Cualquier intento de reconciliar las contrarias argumentaciones de los españoles para defender lo suyo, es una utopía sin la menor esperanza. Si el partido político que gana unas elecciones no es el propio, hay que arrasar su credibilidad hurgando en intimidades o sembrando calumnias. Nada más que leer los comentarios al margen de los artículos periodísticos para comprobar que mi análisis no está lejos de la verdad.
No tengo costumbre de ir recién levantado a los diarios para ver cómo los húngaros resuelven su vida.

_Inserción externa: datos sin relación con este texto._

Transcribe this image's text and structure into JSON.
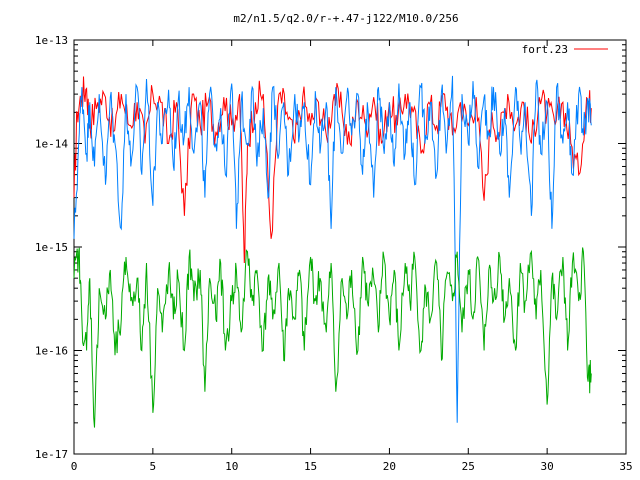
{
  "chart_data": {
    "type": "line",
    "title": "m2/n1.5/q2.0/r-+.47-j122/M10.0/256",
    "xlabel": "",
    "ylabel": "",
    "xlim": [
      0,
      35
    ],
    "ylim": [
      1e-17,
      1e-13
    ],
    "yscale": "log",
    "grid": false,
    "legend_position": "top-right",
    "x_ticks": [
      0,
      5,
      10,
      15,
      20,
      25,
      30,
      35
    ],
    "x_tick_labels": [
      "0",
      "5",
      "10",
      "15",
      "20",
      "25",
      "30",
      "35"
    ],
    "y_ticks": [
      1e-17,
      1e-16,
      1e-15,
      1e-14,
      1e-13
    ],
    "y_tick_labels": [
      "1e-17",
      "1e-16",
      "1e-15",
      "1e-14",
      "1e-13"
    ],
    "x_end": 32.8,
    "series": [
      {
        "name": "fort.23",
        "color": "#ff0000",
        "x": [
          0,
          0.2,
          0.5,
          0.8,
          1.0,
          1.5,
          2.0,
          2.5,
          3.0,
          3.5,
          4.0,
          4.5,
          5.0,
          5.5,
          6.0,
          6.5,
          7.0,
          7.5,
          8.0,
          8.5,
          9.0,
          9.5,
          10.0,
          10.5,
          10.8,
          11.0,
          11.5,
          12.0,
          12.5,
          13.0,
          13.5,
          14.0,
          14.5,
          15.0,
          15.5,
          16.0,
          16.5,
          17.0,
          17.5,
          18.0,
          18.5,
          19.0,
          19.5,
          20.0,
          20.5,
          21.0,
          21.5,
          22.0,
          22.5,
          23.0,
          23.5,
          24.0,
          24.5,
          25.0,
          25.5,
          26.0,
          26.5,
          27.0,
          27.5,
          28.0,
          28.5,
          29.0,
          29.5,
          30.0,
          30.5,
          31.0,
          31.5,
          32.0,
          32.5,
          32.8
        ],
        "y": [
          3e-15,
          2e-14,
          3e-14,
          3.4e-14,
          1.5e-14,
          2.5e-14,
          2.8e-14,
          1.3e-14,
          3e-14,
          1.5e-14,
          2.5e-14,
          1e-14,
          3e-14,
          2.5e-14,
          1e-14,
          2.5e-14,
          2e-15,
          3e-14,
          1.5e-14,
          2.5e-14,
          1.3e-14,
          2.8e-14,
          1.5e-14,
          3e-14,
          7e-16,
          1e-14,
          2.5e-14,
          3e-14,
          1.2e-15,
          3e-14,
          2e-14,
          1e-14,
          2.8e-14,
          1.5e-14,
          2.5e-14,
          1.2e-14,
          3e-14,
          2e-14,
          1e-14,
          2.5e-14,
          1.5e-14,
          2.8e-14,
          1e-14,
          2.5e-14,
          1.5e-14,
          3e-14,
          2e-14,
          8e-15,
          2.5e-14,
          1.5e-14,
          3e-14,
          1.2e-14,
          2.5e-14,
          1.5e-14,
          2.8e-14,
          2.8e-15,
          2e-14,
          1.2e-14,
          3e-14,
          1.5e-14,
          2.5e-14,
          1e-14,
          2.8e-14,
          2e-14,
          1.5e-14,
          2.5e-14,
          1e-14,
          5e-15,
          2.8e-14,
          2.2e-14
        ]
      },
      {
        "name": "",
        "color": "#0080ff",
        "x": [
          0,
          0.3,
          0.5,
          0.8,
          1.0,
          1.3,
          1.6,
          2.0,
          2.3,
          2.6,
          3.0,
          3.3,
          3.6,
          4.0,
          4.3,
          4.6,
          5.0,
          5.3,
          5.6,
          6.0,
          6.3,
          6.6,
          7.0,
          7.3,
          7.6,
          8.0,
          8.3,
          8.6,
          9.0,
          9.3,
          9.6,
          10.0,
          10.3,
          10.6,
          11.0,
          11.3,
          11.6,
          12.0,
          12.3,
          12.6,
          13.0,
          13.3,
          13.6,
          14.0,
          14.3,
          14.6,
          15.0,
          15.3,
          15.6,
          16.0,
          16.3,
          16.6,
          17.0,
          17.3,
          17.6,
          18.0,
          18.3,
          18.6,
          19.0,
          19.3,
          19.6,
          20.0,
          20.3,
          20.6,
          21.0,
          21.3,
          21.6,
          22.0,
          22.3,
          22.6,
          23.0,
          23.3,
          23.6,
          24.0,
          24.3,
          24.6,
          25.0,
          25.3,
          25.6,
          26.0,
          26.3,
          26.6,
          27.0,
          27.3,
          27.6,
          28.0,
          28.3,
          28.6,
          29.0,
          29.3,
          29.6,
          30.0,
          30.3,
          30.6,
          31.0,
          31.3,
          31.6,
          32.0,
          32.3,
          32.6,
          32.8
        ],
        "y": [
          1.2e-15,
          1e-14,
          3.5e-14,
          8e-15,
          2.5e-14,
          6e-15,
          3e-14,
          4e-15,
          2.8e-14,
          1e-14,
          1.5e-15,
          3e-14,
          6e-15,
          3.5e-14,
          5e-15,
          4.2e-14,
          2.5e-15,
          2.5e-14,
          1e-14,
          3.3e-14,
          6e-15,
          2.5e-14,
          1.2e-14,
          3.5e-14,
          8e-15,
          2.5e-14,
          3e-15,
          3e-14,
          1e-14,
          2.2e-14,
          5e-15,
          3.8e-14,
          1.5e-15,
          2.5e-14,
          1e-14,
          3.5e-14,
          6e-15,
          2.2e-14,
          3e-15,
          3.5e-14,
          8e-15,
          2.5e-14,
          5e-15,
          3e-14,
          1.2e-14,
          2.5e-14,
          4e-15,
          3.2e-14,
          8e-15,
          2.5e-14,
          1.5e-15,
          3.5e-14,
          8e-15,
          2.8e-14,
          1.2e-14,
          3e-14,
          5e-15,
          2.5e-14,
          3e-15,
          3.5e-14,
          1e-14,
          2.5e-14,
          6e-15,
          3.8e-14,
          8e-15,
          2.5e-14,
          4e-15,
          3.5e-14,
          1.2e-14,
          2.5e-14,
          5e-15,
          3.2e-14,
          8e-15,
          4.5e-14,
          2e-17,
          3e-14,
          1e-14,
          4e-14,
          6e-15,
          2.8e-14,
          1.2e-14,
          3.5e-14,
          8e-15,
          2.2e-14,
          3e-15,
          3.5e-14,
          1e-14,
          2.5e-14,
          2e-15,
          3.8e-14,
          8e-15,
          2.5e-14,
          1.5e-15,
          3.5e-14,
          1e-14,
          2.5e-14,
          5e-15,
          3e-14,
          1.2e-14,
          2.5e-14,
          1.5e-14
        ]
      },
      {
        "name": "",
        "color": "#00aa00",
        "x": [
          0,
          0.3,
          0.5,
          0.8,
          1.0,
          1.3,
          1.6,
          2.0,
          2.3,
          2.6,
          3.0,
          3.3,
          3.6,
          4.0,
          4.3,
          4.6,
          5.0,
          5.3,
          5.6,
          6.0,
          6.3,
          6.6,
          7.0,
          7.3,
          7.6,
          8.0,
          8.3,
          8.6,
          9.0,
          9.3,
          9.6,
          10.0,
          10.3,
          10.6,
          11.0,
          11.3,
          11.6,
          12.0,
          12.3,
          12.6,
          13.0,
          13.3,
          13.6,
          14.0,
          14.3,
          14.6,
          15.0,
          15.3,
          15.6,
          16.0,
          16.3,
          16.6,
          17.0,
          17.3,
          17.6,
          18.0,
          18.3,
          18.6,
          19.0,
          19.3,
          19.6,
          20.0,
          20.3,
          20.6,
          21.0,
          21.3,
          21.6,
          22.0,
          22.3,
          22.6,
          23.0,
          23.3,
          23.6,
          24.0,
          24.3,
          24.6,
          25.0,
          25.3,
          25.6,
          26.0,
          26.3,
          26.6,
          27.0,
          27.3,
          27.6,
          28.0,
          28.3,
          28.6,
          29.0,
          29.3,
          29.6,
          30.0,
          30.3,
          30.6,
          31.0,
          31.3,
          31.6,
          32.0,
          32.3,
          32.6,
          32.8
        ],
        "y": [
          5e-16,
          9e-16,
          2e-16,
          1e-16,
          5e-16,
          1.8e-17,
          4e-16,
          2e-16,
          6e-16,
          9e-17,
          2e-16,
          8e-16,
          3e-16,
          5e-16,
          1e-16,
          7e-16,
          2.5e-17,
          4e-16,
          1.5e-16,
          6e-16,
          2e-16,
          5e-16,
          1e-16,
          8e-16,
          3e-16,
          6e-16,
          4e-17,
          5e-16,
          2e-16,
          7e-16,
          1e-16,
          3e-16,
          6e-16,
          1.5e-16,
          9e-16,
          3e-16,
          6e-16,
          1e-16,
          5e-16,
          2e-16,
          7e-16,
          8e-17,
          4e-16,
          2e-16,
          6e-16,
          1e-16,
          8e-16,
          3e-16,
          5e-16,
          1.5e-16,
          7e-16,
          4e-17,
          5e-16,
          2e-16,
          6e-16,
          1e-16,
          8e-16,
          3e-16,
          5e-16,
          1.5e-16,
          9e-16,
          2e-16,
          6e-16,
          1e-16,
          7e-16,
          3e-16,
          8e-16,
          1e-16,
          4e-16,
          2e-16,
          7e-16,
          8e-17,
          5e-16,
          3e-16,
          9e-16,
          1.5e-16,
          6e-16,
          2e-16,
          8e-16,
          1e-16,
          6e-16,
          3e-16,
          8e-16,
          2e-16,
          5e-16,
          1e-16,
          7e-16,
          3e-16,
          9e-16,
          2e-16,
          6e-16,
          3e-17,
          5e-16,
          2e-16,
          8e-16,
          1e-16,
          7e-16,
          3e-16,
          9e-16,
          5e-17,
          6e-17
        ]
      }
    ]
  }
}
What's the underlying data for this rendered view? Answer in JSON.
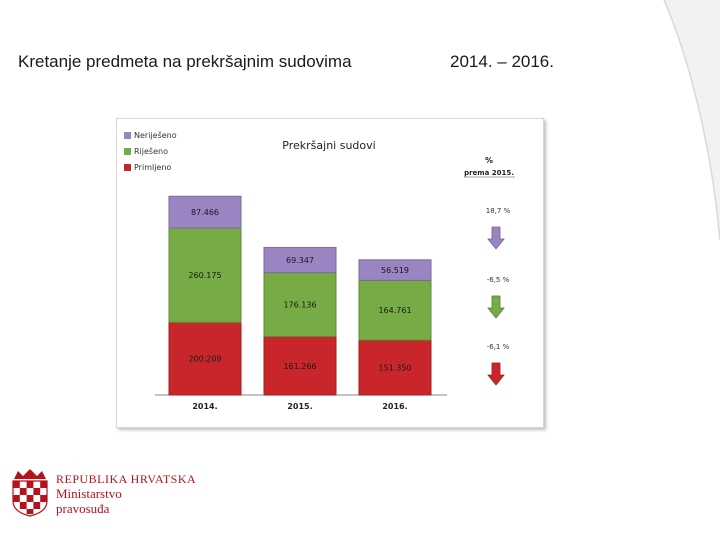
{
  "slide": {
    "title": "Kretanje predmeta na prekršajnim sudovima",
    "years_range": "2014. – 2016."
  },
  "chart_data": {
    "type": "bar",
    "stacked": true,
    "title": "Prekršajni sudovi",
    "categories": [
      "2014.",
      "2015.",
      "2016."
    ],
    "series": [
      {
        "key": "primljeno",
        "name": "Primljeno",
        "color": "#c8262a",
        "values": [
          200209,
          161266,
          151350
        ],
        "labels": [
          "200.209",
          "161.266",
          "151.350"
        ]
      },
      {
        "key": "rijeseno",
        "name": "Riješeno",
        "color": "#77ab45",
        "values": [
          260175,
          176136,
          164761
        ],
        "labels": [
          "260.175",
          "176.136",
          "164.761"
        ]
      },
      {
        "key": "nerijeseno",
        "name": "Neriješeno",
        "color": "#9a84c1",
        "values": [
          87466,
          69347,
          56519
        ],
        "labels": [
          "87.466",
          "69.347",
          "56.519"
        ]
      }
    ],
    "legend": {
      "position": "top-left",
      "order": [
        "Neriješeno",
        "Riješeno",
        "Primljeno"
      ]
    },
    "change_panel": {
      "header_line1": "%",
      "header_line2": "prema 2015.",
      "items": [
        {
          "label": "18,7 %",
          "value": 18.7,
          "series": "Neriješeno",
          "arrow": "down",
          "color": "#9a84c1"
        },
        {
          "label": "-6,5 %",
          "value": -6.5,
          "series": "Riješeno",
          "arrow": "down",
          "color": "#77ab45"
        },
        {
          "label": "-6,1 %",
          "value": -6.1,
          "series": "Primljeno",
          "arrow": "down",
          "color": "#c8262a"
        }
      ]
    }
  },
  "branding": {
    "line1": "REPUBLIKA HRVATSKA",
    "line2": "Ministarstvo",
    "line3": "pravosuđa",
    "accent": "#b5121b"
  }
}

Ayer fue inevitable conocer algo de este gran País al destacar las elecciones ganadas por otro Pedro, Péter Magyar, frente al putinesco Orbán, tan adentrado en años, en kilos y en ideas, que cerraban cada vez más el Ormuz de su pensamiento… Seguro que en España, profundos conocedores de la geopolítica en cuestión, habrá dos manifestaciones que defiendan lo uno y lo contrario.
-Maestro, ¿cómo estuvo la tarde hoy en los ruedos?, preguntaron al torero “Guerrita”, que contestó sin haber tenido lucimiento:
-División de opiniones hubo: Unos defecaban en mi padre y otros en mi madre.